Intervention de Véronique Rousselle sur la délibération agricole

Monsieur le Président, chers collègues,

1)      Monsieur le Vice-président à l’agriculture et au développement rural…

On pourrait rajouter « à l’alimentation » car c’est le corollaire évident, indissociable

S’alimenter est notre premier besoin fondamental – et pourtant…

  •  De plus en plus, sa part dans le budget des ménages baisse
  •  Dans les politiques des collectivités, elle n’a pas toujours la place qu’elle mérite

Non seulement l’agriculture a la vocation de nous nourrir mais en plus, elle offre d’immenses cadeaux à notre société

  •  elle a le pouvoir de façonner nos paysages,
  •  elle donne une identité, elle donne une culture à nos territoires,
  •  elle peut aussi, si elle fait les bons choix, contribuer à préserver la biodiversité….

A cela, on ne peut pas fixer de prix, et pourtant, les bénéfices sont très concrets

Elle contribue fortement à l’attractivité touristique des territoires,

Elle gère l’espace rural,

Elle limite l’érosion et les inondations…

Mais voilà, ces cadeaux que l’agriculture nous fait, dans certains territoires, ils ont été oubliés.

Les conséquences, nous les connaissons.

 L’agrobusiness a transformé des plaines entières en déserts céréaliers – des déserts au sens propre – à la fois désertés par la faune, la flore, et par leur population – avec des sols appauvris, lessivés…

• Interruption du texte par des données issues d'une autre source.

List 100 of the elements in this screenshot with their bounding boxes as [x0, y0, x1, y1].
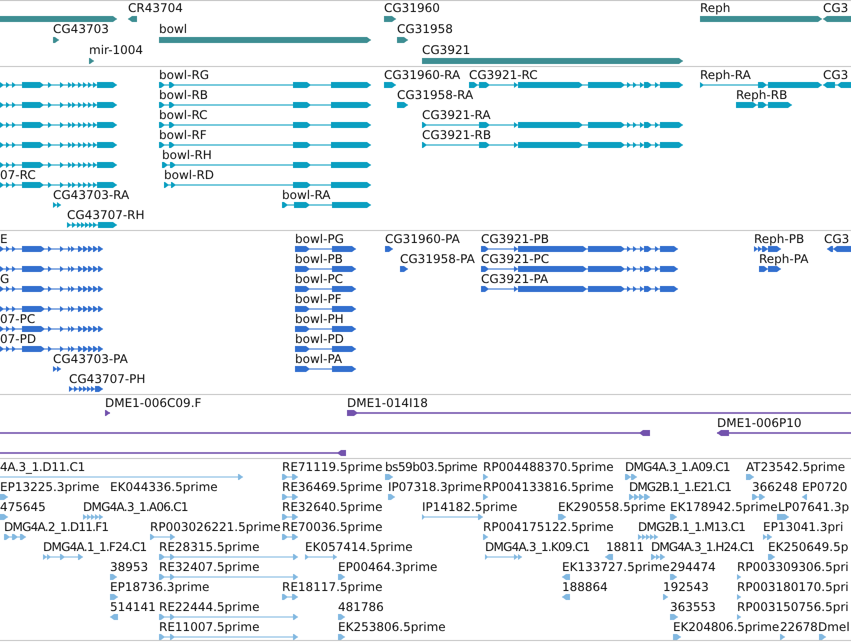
feature-label: Reph [700, 1, 730, 15]
feature-label: DMG4A.3_1.H24.C1 [651, 540, 754, 554]
feature-label: bowl-PC [295, 272, 344, 286]
feature-label: Dmel [818, 620, 850, 634]
feature-label: RE36469.5prime [282, 480, 382, 494]
feature-label: EK044336.5prime [110, 480, 218, 494]
feature-label: E [0, 232, 8, 246]
feature-label: CG3921-RB [422, 128, 492, 142]
feature-label: RE28315.5prime [159, 540, 260, 554]
feature-label: CG31960-RA [384, 68, 460, 82]
feature-label: DMG4A.3_1.K09.C1 [485, 540, 590, 554]
feature-label: EK253806.5prime [338, 620, 446, 634]
feature-label: 4A.3_1.D11.C1 [0, 460, 85, 474]
feature-label: RP004488370.5prime [483, 460, 614, 474]
feature-label: RE11007.5prime [159, 620, 260, 634]
feature-label: 188864 [562, 580, 608, 594]
feature-label: bowl-RH [162, 148, 212, 162]
feature-label: EP13225.3prime [0, 480, 100, 494]
feature-label: bowl-RA [282, 188, 330, 202]
feature-label: bs59b03.5prime [385, 460, 478, 474]
feature-label: CG31960 [384, 1, 440, 15]
feature-label: CR43704 [128, 1, 183, 15]
feature-label: RE22444.5prime [159, 600, 260, 614]
feature-label: RE32640.5prime [282, 500, 382, 514]
feature-label: CG3921-PB [481, 232, 550, 246]
feature-label: DMG4A.3_1.A06.C1 [83, 500, 188, 514]
feature-label: bowl-PG [295, 232, 344, 246]
feature-label: DME1-014I18 [347, 396, 428, 410]
feature-label: DME1-006P10 [717, 416, 802, 430]
feature-label: Reph-RB [736, 88, 788, 102]
feature-label: RP003150756.5pri [737, 600, 849, 614]
feature-label: RE70036.5prime [282, 520, 382, 534]
feature-label: CG3 [824, 232, 850, 246]
feature-label: CG43703-PA [53, 352, 128, 366]
feature-label: CG3921-PA [481, 272, 548, 286]
feature-label: bowl-PB [295, 252, 343, 266]
feature-label: 366248 [752, 480, 798, 494]
feature-label: CG43703-RA [53, 188, 130, 202]
feature-label: G [0, 272, 10, 286]
feature-label: CG31958 [397, 22, 453, 36]
feature-label: DME1-006C09.F [105, 396, 202, 410]
feature-label: RP003026221.5prime [150, 520, 281, 534]
feature-label: 07-PC [0, 312, 36, 326]
feature-label: 22678 [780, 620, 818, 634]
feature-label: CG3921 [422, 43, 470, 57]
feature-label: bowl-RD [164, 168, 214, 182]
feature-label: EP18736.3prime [110, 580, 210, 594]
feature-label: DMG2B.1_1.E21.C1 [629, 480, 731, 494]
feature-label: CG43707-PH [69, 372, 146, 386]
feature-label: 514141 [110, 600, 156, 614]
feature-label: 294474 [670, 560, 716, 574]
feature-label: bowl-PF [295, 292, 342, 306]
feature-label: Reph-RA [700, 68, 751, 82]
feature-label: CG43707-RH [67, 208, 145, 222]
feature-label: IP07318.3prime [388, 480, 482, 494]
feature-label: 475645 [0, 500, 46, 514]
feature-label: bowl-PA [295, 352, 342, 366]
feature-label: EK250649.5p [768, 540, 848, 554]
feature-label: bowl-RB [159, 88, 208, 102]
feature-label: bowl-RC [159, 108, 208, 122]
feature-label: EK290558.5prime [558, 500, 666, 514]
feature-label: AT23542.5prime [746, 460, 846, 474]
feature-label: bowl-RG [159, 68, 210, 82]
feature-label: RP004175122.5prime [483, 520, 614, 534]
feature-label: RP004133816.5prime [483, 480, 614, 494]
feature-label: EP0720 [802, 480, 848, 494]
feature-label: CG3921-PC [481, 252, 550, 266]
feature-label: CG3 [823, 1, 848, 15]
feature-label: EK057414.5prime [305, 540, 413, 554]
feature-label: 07-PD [0, 332, 36, 346]
feature-label: Reph-PA [759, 252, 808, 266]
feature-label: 481786 [338, 600, 384, 614]
feature-label: CG31958-RA [397, 88, 474, 102]
feature-label: 363553 [670, 600, 716, 614]
feature-label: IP14182.5prime [422, 500, 518, 514]
feature-label: 192543 [663, 580, 709, 594]
feature-label: DMG2B.1_1.M13.C1 [638, 520, 746, 534]
feature-label: DMG4A.2_1.D11.F1 [4, 520, 108, 534]
feature-label: EP00464.3prime [338, 560, 438, 574]
feature-label: CG43703 [53, 22, 109, 36]
feature-label: LP07641.3p [778, 500, 850, 514]
feature-label: EK178942.5prime [670, 500, 778, 514]
feature-label: CG3 [823, 68, 848, 82]
feature-label: CG31960-PA [385, 232, 460, 246]
feature-label: CG3921-RC [469, 68, 538, 82]
feature-label: bowl [159, 22, 188, 36]
feature-label: mir-1004 [89, 43, 144, 57]
feature-label: 07-RC [0, 168, 36, 182]
feature-label: EK133727.5prime [562, 560, 670, 574]
feature-label: DMG4A.1_1.F24.C1 [43, 540, 146, 554]
feature-label: CG3921-RA [422, 108, 491, 122]
feature-label: 18811 [606, 540, 644, 554]
feature-label: bowl-RF [159, 128, 207, 142]
feature-label: RP003309306.5pri [737, 560, 849, 574]
feature-label: EP13041.3pri [763, 520, 844, 534]
feature-label: RP003180170.5pri [737, 580, 849, 594]
feature-label: EK204806.5prime [673, 620, 780, 634]
feature-label: DMG4A.3_1.A09.C1 [625, 460, 730, 474]
feature-label: RE71119.5prime [282, 460, 382, 474]
feature-label: RE32407.5prime [159, 560, 260, 574]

Oui – l’agriculture est « notre bien commun ». A son égard, nous nous devons d’être respectueux et vigilants !

2) Tout cela, aujourd’hui, les Rhônalpins l’ont bien compris.

Ils ont montré massivement leur intérêt croissant pour les questions environnementales.

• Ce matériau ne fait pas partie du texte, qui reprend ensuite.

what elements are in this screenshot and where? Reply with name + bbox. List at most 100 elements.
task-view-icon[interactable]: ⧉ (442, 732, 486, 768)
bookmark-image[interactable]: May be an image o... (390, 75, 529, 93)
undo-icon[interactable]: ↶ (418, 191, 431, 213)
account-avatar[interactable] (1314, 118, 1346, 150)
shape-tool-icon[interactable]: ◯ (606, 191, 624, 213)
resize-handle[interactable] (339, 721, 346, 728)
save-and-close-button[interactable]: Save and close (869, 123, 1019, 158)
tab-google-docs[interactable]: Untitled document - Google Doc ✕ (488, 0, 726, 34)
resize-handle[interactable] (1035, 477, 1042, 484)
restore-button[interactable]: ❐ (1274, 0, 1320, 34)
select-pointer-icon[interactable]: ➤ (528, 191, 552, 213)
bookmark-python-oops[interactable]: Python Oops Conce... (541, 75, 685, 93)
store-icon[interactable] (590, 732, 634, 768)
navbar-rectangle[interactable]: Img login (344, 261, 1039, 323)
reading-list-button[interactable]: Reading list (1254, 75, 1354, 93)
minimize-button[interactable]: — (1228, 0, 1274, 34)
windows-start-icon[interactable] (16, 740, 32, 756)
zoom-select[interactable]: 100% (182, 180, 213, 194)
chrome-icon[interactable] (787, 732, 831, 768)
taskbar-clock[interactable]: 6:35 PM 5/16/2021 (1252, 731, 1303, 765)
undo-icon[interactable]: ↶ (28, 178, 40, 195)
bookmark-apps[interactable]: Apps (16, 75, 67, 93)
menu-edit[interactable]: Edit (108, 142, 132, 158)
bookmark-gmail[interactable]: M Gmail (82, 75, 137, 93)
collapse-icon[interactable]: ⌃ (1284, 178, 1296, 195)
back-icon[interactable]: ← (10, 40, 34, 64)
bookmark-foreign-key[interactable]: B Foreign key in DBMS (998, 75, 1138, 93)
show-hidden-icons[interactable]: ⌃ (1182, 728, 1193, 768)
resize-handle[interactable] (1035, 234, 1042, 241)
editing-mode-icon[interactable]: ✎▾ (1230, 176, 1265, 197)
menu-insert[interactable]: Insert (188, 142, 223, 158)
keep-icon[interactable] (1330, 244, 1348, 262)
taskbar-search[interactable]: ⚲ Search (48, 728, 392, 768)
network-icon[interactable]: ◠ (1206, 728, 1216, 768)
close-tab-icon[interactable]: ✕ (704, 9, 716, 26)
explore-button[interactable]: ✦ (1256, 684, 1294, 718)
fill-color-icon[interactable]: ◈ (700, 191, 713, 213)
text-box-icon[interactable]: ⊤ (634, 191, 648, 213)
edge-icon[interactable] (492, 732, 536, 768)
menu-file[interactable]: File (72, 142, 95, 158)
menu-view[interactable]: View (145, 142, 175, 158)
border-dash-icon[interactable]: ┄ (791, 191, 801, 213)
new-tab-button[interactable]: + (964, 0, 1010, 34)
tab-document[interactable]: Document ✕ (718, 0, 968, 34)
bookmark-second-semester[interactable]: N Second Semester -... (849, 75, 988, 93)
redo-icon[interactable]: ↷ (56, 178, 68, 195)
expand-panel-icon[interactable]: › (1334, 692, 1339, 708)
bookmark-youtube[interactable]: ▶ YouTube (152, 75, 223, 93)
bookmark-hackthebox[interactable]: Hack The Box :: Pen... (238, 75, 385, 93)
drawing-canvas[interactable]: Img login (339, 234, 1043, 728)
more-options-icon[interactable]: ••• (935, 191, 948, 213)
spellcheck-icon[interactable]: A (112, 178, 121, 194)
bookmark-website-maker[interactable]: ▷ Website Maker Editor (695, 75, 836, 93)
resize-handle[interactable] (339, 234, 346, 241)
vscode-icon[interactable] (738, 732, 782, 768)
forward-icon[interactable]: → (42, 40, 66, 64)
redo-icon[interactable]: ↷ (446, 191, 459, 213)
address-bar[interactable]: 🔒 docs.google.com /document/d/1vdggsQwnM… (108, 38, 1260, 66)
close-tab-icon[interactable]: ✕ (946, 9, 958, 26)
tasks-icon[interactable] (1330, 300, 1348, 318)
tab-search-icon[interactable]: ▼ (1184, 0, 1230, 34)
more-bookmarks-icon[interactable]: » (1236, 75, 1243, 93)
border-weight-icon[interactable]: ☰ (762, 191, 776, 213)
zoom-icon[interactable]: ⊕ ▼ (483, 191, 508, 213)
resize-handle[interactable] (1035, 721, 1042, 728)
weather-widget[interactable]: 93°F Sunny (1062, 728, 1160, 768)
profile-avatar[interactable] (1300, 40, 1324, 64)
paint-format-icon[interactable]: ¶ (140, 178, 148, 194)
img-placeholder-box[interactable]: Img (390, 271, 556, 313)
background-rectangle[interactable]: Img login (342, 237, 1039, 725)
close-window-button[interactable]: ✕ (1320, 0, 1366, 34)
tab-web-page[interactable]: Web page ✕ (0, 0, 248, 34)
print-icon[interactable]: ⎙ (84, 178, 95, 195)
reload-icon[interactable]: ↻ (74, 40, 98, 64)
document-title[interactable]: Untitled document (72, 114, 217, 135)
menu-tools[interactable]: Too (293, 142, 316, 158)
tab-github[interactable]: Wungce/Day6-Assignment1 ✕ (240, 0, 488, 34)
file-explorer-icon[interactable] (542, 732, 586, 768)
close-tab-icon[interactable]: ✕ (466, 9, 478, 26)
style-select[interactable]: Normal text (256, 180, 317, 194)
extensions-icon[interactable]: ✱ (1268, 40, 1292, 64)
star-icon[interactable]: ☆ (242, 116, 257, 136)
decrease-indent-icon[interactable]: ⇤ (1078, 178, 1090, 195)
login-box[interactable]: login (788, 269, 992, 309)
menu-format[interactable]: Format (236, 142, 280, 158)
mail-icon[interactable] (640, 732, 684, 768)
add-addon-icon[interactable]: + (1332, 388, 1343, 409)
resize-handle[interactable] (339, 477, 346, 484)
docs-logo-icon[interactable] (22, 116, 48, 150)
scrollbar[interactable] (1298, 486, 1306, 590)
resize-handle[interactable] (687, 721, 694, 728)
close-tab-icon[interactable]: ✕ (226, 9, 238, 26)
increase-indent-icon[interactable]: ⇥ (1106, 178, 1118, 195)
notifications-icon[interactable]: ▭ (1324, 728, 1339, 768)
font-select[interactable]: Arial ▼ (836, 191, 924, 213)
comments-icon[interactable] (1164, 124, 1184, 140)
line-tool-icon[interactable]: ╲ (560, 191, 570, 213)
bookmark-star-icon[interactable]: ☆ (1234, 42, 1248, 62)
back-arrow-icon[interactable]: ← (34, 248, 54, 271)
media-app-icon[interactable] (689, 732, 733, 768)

Ils pressentent que la mise en application d’une politique agricole écologique est vraiment créatrice d’emploi et de solidarités territoriales.

Ils constatent que l’agriculture et la santé sont extrêmement liées.

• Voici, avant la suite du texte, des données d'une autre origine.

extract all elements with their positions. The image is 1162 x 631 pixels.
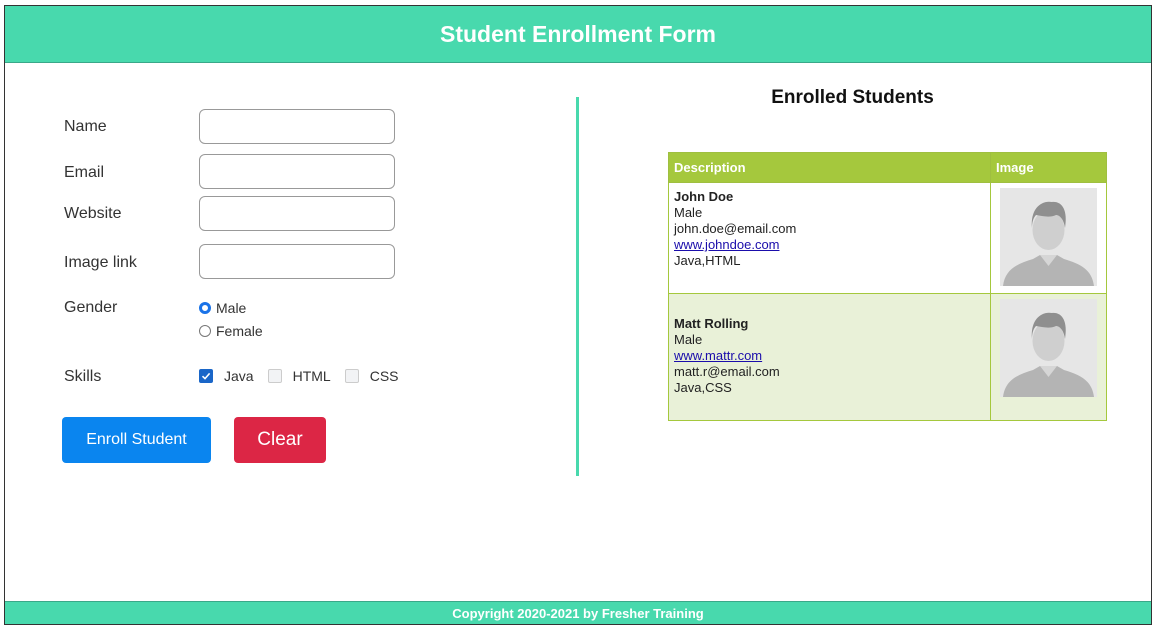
student-description: Matt Rolling Male www.mattr.com matt.r@e… xyxy=(668,293,991,421)
copyright-text: Copyright 2020-2021 by Fresher Training xyxy=(452,605,704,621)
skill-html-checkbox[interactable] xyxy=(267,369,282,383)
name-input[interactable] xyxy=(199,109,395,144)
website-input[interactable] xyxy=(199,196,395,231)
email-input[interactable] xyxy=(199,154,395,189)
skills-group: Java HTML CSS xyxy=(199,368,413,384)
student-name: John Doe xyxy=(674,189,734,204)
student-skills: Java,CSS xyxy=(674,380,732,395)
gender-female-label: Female xyxy=(216,323,263,339)
student-gender: Male xyxy=(674,332,703,347)
table-header-row: Description Image xyxy=(668,152,1107,183)
image-link-input[interactable] xyxy=(199,244,395,279)
check-icon xyxy=(201,372,211,380)
student-image-cell xyxy=(990,293,1107,421)
person-placeholder-icon xyxy=(1000,188,1097,286)
gender-male-radio[interactable] xyxy=(199,302,211,314)
description-column-header: Description xyxy=(668,152,991,183)
student-email: matt.r@email.com xyxy=(674,364,780,379)
gender-female-option[interactable]: Female xyxy=(199,323,263,339)
gender-male-option[interactable]: Male xyxy=(199,300,246,316)
image-link-label: Image link xyxy=(64,254,137,271)
skill-java-label: Java xyxy=(224,368,254,384)
student-website-link[interactable]: www.mattr.com xyxy=(674,348,762,363)
skill-css-checkbox[interactable] xyxy=(344,369,359,383)
enroll-student-button[interactable]: Enroll Student xyxy=(62,417,211,463)
column-divider xyxy=(576,97,579,476)
image-column-header: Image xyxy=(990,152,1107,183)
student-gender: Male xyxy=(674,205,703,220)
website-label: Website xyxy=(64,205,122,222)
name-label: Name xyxy=(64,118,107,135)
app-frame: Student Enrollment Form Name Email Websi… xyxy=(4,5,1152,625)
student-email: john.doe@email.com xyxy=(674,221,797,236)
gender-female-radio[interactable] xyxy=(199,325,211,337)
skill-css-label: CSS xyxy=(369,368,399,384)
skill-java-checkbox[interactable] xyxy=(199,369,213,383)
person-placeholder-icon xyxy=(1000,299,1097,397)
student-website-link[interactable]: www.johndoe.com xyxy=(674,237,780,252)
skills-label: Skills xyxy=(64,368,102,385)
page-title: Student Enrollment Form xyxy=(440,20,716,47)
page-header: Student Enrollment Form xyxy=(5,6,1151,63)
student-skills: Java,HTML xyxy=(674,253,741,268)
skill-html-label: HTML xyxy=(292,368,331,384)
student-image-cell xyxy=(990,182,1107,294)
table-row: John Doe Male john.doe@email.com www.joh… xyxy=(668,182,1107,294)
page-footer: Copyright 2020-2021 by Fresher Training xyxy=(5,601,1151,624)
gender-label: Gender xyxy=(64,299,118,316)
student-name: Matt Rolling xyxy=(674,316,749,331)
students-table: Description Image John Doe Male john.doe… xyxy=(668,152,1107,421)
clear-button[interactable]: Clear xyxy=(234,417,326,463)
enrolled-students-title: Enrolled Students xyxy=(771,87,934,108)
student-description: John Doe Male john.doe@email.com www.joh… xyxy=(668,182,991,294)
email-label: Email xyxy=(64,164,105,181)
table-row: Matt Rolling Male www.mattr.com matt.r@e… xyxy=(668,293,1107,421)
gender-male-label: Male xyxy=(216,300,247,316)
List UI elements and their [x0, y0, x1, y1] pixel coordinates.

Ils le prouvent en achetant toujours plus de produits bio.

Le bio, c’est la seule filière agricole en croissance, de 10% par an depuis 1999.

Ce potentiel, il faut l’accompagner beaucoup plus que nous le faisons actuellement. C’est urgent.

C’est urgent, car le consensus scientifique est de plus en plus univoque sur les méfaits des substances chimiques dans notre environnement.

Je pense en particulier à l’eau que nous buvons et aux produits que nous mangeons.

Oui, le modèle agricole classique a montré ses limites.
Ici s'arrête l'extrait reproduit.